Considering a Salt Lake City event? Cheers to that! Thanks to new state legislation, many of Utah's liquor laws, which have been called strange by many out-of-towners, will fall in line with the rest of the country.
New laws eliminate the state's private membership requirements, in which patrons must become "members" by completing a short application and paying an annual or temporary membership before entering a drinking establishment. Now, clubs and bars in Utah will be open to any guest age 21 or older—no membership required.
The new laws will also eliminate the existing requirement for the two-foot-high glass partitions between bartenders and barstool customers in liquor-serving restaurants. These partitions were meant to cut down on overimbibing.

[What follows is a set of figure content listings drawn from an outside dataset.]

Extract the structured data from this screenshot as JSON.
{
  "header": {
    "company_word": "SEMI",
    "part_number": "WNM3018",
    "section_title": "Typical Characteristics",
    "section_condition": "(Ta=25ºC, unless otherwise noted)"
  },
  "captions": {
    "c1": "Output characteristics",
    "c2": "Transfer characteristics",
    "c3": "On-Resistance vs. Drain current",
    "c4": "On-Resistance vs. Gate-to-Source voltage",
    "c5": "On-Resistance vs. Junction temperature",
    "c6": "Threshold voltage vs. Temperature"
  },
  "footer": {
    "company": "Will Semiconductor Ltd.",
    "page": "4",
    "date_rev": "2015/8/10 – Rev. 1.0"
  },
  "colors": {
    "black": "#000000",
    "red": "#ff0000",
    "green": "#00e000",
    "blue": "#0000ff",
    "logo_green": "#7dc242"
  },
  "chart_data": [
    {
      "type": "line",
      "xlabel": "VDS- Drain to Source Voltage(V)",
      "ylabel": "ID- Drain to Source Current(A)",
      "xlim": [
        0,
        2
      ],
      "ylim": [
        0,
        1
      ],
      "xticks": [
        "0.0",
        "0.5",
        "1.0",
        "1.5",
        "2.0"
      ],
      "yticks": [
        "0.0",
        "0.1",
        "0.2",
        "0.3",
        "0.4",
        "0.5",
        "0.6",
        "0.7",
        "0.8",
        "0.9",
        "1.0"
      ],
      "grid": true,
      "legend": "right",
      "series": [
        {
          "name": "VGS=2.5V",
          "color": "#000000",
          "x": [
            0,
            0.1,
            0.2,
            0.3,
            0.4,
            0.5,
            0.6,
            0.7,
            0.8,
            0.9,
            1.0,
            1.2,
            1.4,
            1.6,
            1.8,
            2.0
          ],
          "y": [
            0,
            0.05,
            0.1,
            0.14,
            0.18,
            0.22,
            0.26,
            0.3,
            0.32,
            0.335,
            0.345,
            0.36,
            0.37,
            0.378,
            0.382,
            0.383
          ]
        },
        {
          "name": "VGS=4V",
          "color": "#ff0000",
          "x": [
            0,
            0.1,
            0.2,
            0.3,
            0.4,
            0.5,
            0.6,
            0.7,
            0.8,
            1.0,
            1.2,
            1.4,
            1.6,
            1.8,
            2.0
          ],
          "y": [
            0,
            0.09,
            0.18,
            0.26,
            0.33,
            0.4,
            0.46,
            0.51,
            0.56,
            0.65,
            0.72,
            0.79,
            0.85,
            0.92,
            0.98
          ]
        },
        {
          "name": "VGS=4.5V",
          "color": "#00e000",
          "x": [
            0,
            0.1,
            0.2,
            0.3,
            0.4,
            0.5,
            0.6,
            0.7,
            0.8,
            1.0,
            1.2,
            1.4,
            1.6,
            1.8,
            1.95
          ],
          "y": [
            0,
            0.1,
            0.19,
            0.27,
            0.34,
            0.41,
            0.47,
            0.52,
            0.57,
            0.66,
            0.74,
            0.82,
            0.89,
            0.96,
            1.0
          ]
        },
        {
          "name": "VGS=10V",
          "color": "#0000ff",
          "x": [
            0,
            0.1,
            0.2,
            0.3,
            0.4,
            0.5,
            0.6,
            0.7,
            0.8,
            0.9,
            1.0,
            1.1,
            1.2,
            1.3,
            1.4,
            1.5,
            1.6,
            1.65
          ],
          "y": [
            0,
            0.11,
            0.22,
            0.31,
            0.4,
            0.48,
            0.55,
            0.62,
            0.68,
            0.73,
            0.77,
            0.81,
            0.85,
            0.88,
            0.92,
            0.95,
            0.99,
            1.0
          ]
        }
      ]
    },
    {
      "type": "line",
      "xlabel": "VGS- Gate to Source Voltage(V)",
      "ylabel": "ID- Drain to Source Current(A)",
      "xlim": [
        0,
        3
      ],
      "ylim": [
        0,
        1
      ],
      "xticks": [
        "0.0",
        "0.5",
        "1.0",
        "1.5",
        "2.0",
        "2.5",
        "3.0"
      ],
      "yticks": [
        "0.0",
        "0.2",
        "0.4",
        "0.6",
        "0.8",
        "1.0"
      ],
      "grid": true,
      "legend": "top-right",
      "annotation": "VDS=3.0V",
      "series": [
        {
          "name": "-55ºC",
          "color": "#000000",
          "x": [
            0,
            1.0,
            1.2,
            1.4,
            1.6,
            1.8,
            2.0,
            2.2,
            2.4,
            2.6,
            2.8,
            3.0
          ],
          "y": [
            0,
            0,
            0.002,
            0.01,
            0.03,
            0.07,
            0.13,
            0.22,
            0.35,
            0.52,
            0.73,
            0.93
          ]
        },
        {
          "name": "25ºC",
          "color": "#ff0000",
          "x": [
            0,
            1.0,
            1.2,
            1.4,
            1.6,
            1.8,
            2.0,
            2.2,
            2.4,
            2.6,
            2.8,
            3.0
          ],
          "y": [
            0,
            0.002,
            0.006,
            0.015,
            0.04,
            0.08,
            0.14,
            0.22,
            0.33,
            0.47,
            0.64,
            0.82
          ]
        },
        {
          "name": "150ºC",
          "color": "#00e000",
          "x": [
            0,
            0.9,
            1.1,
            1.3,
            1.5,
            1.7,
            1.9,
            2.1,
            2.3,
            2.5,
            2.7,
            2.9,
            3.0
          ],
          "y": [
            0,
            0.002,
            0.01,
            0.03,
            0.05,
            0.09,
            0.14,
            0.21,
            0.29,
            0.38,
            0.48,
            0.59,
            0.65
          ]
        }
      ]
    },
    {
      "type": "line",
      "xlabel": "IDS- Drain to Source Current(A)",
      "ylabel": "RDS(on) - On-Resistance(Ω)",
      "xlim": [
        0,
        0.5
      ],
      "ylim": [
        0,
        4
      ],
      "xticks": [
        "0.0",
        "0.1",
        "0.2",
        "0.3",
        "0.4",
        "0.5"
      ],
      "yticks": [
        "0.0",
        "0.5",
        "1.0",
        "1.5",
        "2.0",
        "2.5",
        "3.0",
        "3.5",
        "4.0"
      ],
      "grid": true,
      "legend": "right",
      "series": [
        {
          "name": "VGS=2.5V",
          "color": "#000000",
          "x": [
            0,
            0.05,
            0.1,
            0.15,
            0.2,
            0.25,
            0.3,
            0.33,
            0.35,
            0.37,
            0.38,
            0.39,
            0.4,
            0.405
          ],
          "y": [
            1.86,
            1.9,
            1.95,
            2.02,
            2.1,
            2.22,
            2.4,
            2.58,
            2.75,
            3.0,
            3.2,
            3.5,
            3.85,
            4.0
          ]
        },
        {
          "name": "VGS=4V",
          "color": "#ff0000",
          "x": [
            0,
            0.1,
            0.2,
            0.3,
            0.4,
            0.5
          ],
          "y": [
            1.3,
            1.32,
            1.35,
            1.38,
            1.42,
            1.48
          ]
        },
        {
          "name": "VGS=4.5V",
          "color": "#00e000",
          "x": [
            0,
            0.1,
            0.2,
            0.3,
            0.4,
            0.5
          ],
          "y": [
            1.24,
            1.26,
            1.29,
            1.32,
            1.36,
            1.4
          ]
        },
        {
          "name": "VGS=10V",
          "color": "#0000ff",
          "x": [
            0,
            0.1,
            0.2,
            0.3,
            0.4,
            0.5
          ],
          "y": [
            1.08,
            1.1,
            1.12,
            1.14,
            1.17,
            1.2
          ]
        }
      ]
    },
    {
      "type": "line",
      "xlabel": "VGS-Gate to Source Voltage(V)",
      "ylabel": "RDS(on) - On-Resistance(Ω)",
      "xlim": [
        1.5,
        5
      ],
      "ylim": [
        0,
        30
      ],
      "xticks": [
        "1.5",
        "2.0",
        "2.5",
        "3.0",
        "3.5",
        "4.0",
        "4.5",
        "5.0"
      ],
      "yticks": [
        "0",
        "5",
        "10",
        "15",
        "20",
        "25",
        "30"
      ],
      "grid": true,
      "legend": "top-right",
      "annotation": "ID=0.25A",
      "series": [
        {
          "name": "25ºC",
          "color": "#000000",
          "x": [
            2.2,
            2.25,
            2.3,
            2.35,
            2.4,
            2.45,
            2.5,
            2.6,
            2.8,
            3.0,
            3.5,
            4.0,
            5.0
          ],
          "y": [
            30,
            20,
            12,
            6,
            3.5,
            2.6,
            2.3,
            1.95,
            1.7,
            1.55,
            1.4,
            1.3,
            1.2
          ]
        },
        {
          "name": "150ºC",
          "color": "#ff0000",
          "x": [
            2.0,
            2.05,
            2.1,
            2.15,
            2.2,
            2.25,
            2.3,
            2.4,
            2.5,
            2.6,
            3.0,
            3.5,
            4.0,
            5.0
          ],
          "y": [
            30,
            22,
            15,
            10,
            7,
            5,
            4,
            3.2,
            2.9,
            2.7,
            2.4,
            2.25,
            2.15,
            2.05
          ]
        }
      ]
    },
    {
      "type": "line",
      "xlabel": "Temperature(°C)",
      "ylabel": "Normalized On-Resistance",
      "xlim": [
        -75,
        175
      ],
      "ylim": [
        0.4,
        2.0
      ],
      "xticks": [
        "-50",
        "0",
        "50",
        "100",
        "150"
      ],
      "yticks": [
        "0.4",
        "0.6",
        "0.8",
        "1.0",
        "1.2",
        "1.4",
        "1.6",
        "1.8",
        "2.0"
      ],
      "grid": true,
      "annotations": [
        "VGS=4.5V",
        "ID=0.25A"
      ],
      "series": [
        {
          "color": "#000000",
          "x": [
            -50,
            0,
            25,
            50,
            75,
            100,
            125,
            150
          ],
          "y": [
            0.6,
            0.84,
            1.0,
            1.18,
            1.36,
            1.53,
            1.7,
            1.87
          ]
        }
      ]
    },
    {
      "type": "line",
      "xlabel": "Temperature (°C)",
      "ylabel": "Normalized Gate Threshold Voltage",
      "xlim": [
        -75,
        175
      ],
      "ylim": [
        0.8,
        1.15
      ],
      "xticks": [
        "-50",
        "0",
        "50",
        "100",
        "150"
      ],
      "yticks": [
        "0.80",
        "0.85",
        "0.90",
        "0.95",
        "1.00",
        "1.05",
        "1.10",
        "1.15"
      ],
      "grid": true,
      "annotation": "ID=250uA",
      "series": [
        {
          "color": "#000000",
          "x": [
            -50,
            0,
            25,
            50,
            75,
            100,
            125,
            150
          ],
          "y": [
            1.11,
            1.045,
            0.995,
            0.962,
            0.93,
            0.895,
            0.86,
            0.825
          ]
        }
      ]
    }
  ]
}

According to the Salt Lake Convention & Visitors Bureau, changes to the liquor laws, which used to baffle visitors, will help eliminate confusion to those considering a Utah meeting, convention or vacation.
"These changes have been sought by Utah's collective tourism industry for as long as I can remember," said Scott Beck, president and CEO of the Salt Lake Convention & Visitors Bureau, in a statement. "Long-time visitors and locals have always known that our liquor laws were more of a perceived barrier to getting a drink in Utah, but that perception was reality to many meeting professionals and potential visitors, sometimes taking Salt Lake and Utah out of the running altogether as a destination. These changes will put Salt Lake's clubs and bars on par with those in most other states and, in turn, enhance Salt Lake's meeting and tourism product—putting us in an incredible position when considering the many other attributes of Salt Lake."
The new regulations go into effect July 1.